Japan’s utilities edged closer to restarting reactors this week when local authorities of a town nearest to the Sendai power plant in Kagoshima Prefecture voted to allow the plant to resume operation. The NRA earlier declared the plant had cleared safety checks.

Klein said restarting Sendai will require additional local approval, but it would nevertheless be a “milestone” that maps the decision-making process others can follow. The plant is operated by Kyushu Electric Power Co.

Tepco’s Kashiwazaki plant should now be considered for restart, he said.

“They have gone through and added back-up systems to back-up systems to back-up systems,” Klein said, citing a site visit.

Tepco has invited foreign companies from the U.S., France, Russia and elsewhere to help in some aspects of the Fukushima cleanup work, and the utility has hired foreign advisers such as Klein. As a rule, however, all nuclear safety inspections are carried out using domestic institutions.

Even the International Atomic Energy Agency has limited power to inspect atomic facilities worldwide and says it is not a nuclear safety regulator. That role is the responsibility of each country; the agency can only give recommendations, it has said.

An outside assessor of Kashiwazaki should not be seen as undercutting the NRA’s authority, Klein said. The foreign utility would need to have experience operating boiling water reactors and “there are several” candidates that may be considered in the U.S., he said.

Such an assessment could be completed in a year, meaning Kashiwazaki could be approved to begin operations by the end of 2015, Klein said, noting that the pace would depend on the NRA.

Klein said Kashiwazaki’s restart in Niigata prefecture and the cleanup and decommissioning at Fukushima should be considered separately, even though Tepco owns both.

However, opinion polls show the majority of people in Japan remain opposed to restarting nuclear reactors. Niigata Governor Hirohiko Izumida is among them.

“The Fukushima accident has not been thoroughly investigated and completely reviewed yet, so the idea of setting up new nuclear safety standards on that basis is questionable,” Izumida told a press conference in Tokyo on Oct. 21.
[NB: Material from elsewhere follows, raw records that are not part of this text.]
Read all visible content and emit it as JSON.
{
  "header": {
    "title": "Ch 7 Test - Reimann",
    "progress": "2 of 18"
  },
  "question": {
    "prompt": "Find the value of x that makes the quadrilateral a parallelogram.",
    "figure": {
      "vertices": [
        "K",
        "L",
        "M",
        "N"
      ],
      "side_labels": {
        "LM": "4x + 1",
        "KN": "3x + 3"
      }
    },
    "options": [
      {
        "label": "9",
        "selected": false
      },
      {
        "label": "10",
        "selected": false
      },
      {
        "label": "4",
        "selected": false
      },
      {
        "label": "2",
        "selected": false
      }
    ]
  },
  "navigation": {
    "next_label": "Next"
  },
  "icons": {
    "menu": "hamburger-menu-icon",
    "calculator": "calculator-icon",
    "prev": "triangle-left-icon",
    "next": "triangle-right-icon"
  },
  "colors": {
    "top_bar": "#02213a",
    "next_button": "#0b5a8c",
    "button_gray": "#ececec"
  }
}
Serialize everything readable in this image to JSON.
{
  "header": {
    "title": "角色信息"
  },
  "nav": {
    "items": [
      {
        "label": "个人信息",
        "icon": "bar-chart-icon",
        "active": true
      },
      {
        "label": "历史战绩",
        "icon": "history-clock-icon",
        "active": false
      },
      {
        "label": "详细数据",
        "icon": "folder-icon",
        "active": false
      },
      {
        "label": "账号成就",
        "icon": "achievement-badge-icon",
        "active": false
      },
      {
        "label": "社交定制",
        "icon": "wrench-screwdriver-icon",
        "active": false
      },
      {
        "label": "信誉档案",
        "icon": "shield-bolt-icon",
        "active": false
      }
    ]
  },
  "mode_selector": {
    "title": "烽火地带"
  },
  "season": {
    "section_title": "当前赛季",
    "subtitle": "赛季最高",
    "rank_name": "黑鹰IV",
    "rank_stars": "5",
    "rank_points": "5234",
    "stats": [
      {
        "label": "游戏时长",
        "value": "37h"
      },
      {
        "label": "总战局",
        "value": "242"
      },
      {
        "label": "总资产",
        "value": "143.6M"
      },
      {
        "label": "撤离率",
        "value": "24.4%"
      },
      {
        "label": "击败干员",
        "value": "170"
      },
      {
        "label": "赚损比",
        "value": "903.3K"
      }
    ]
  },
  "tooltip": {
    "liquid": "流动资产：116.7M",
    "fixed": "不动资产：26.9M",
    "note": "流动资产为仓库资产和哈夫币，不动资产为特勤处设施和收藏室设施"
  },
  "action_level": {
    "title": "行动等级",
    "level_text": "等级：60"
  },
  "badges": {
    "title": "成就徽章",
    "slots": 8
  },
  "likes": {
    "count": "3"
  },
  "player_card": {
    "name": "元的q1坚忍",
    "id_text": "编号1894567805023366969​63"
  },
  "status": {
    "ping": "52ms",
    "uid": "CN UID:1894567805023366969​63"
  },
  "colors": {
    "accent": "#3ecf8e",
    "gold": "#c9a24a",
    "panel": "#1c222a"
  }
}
Izumida, who would need to approve a reactor restart in his jurisdiction, was governor of Niigata during the earthquake of 2007 that resulted in the fire at Kashiwazaki and a loss of communications with the plant.

Niigata prefecture also borders Fukushima prefecture and took in some residents displaced by the 2011 disaster, so he said he is familiar with the consequences of safety failures at nuclear power plants.

“The first step is to have a complete evaluation of what happened in the Fukushima nuclear power plant accident and where responsibilities lie,” he said. “Until then we can’t be discussing restarting nuclear plants.”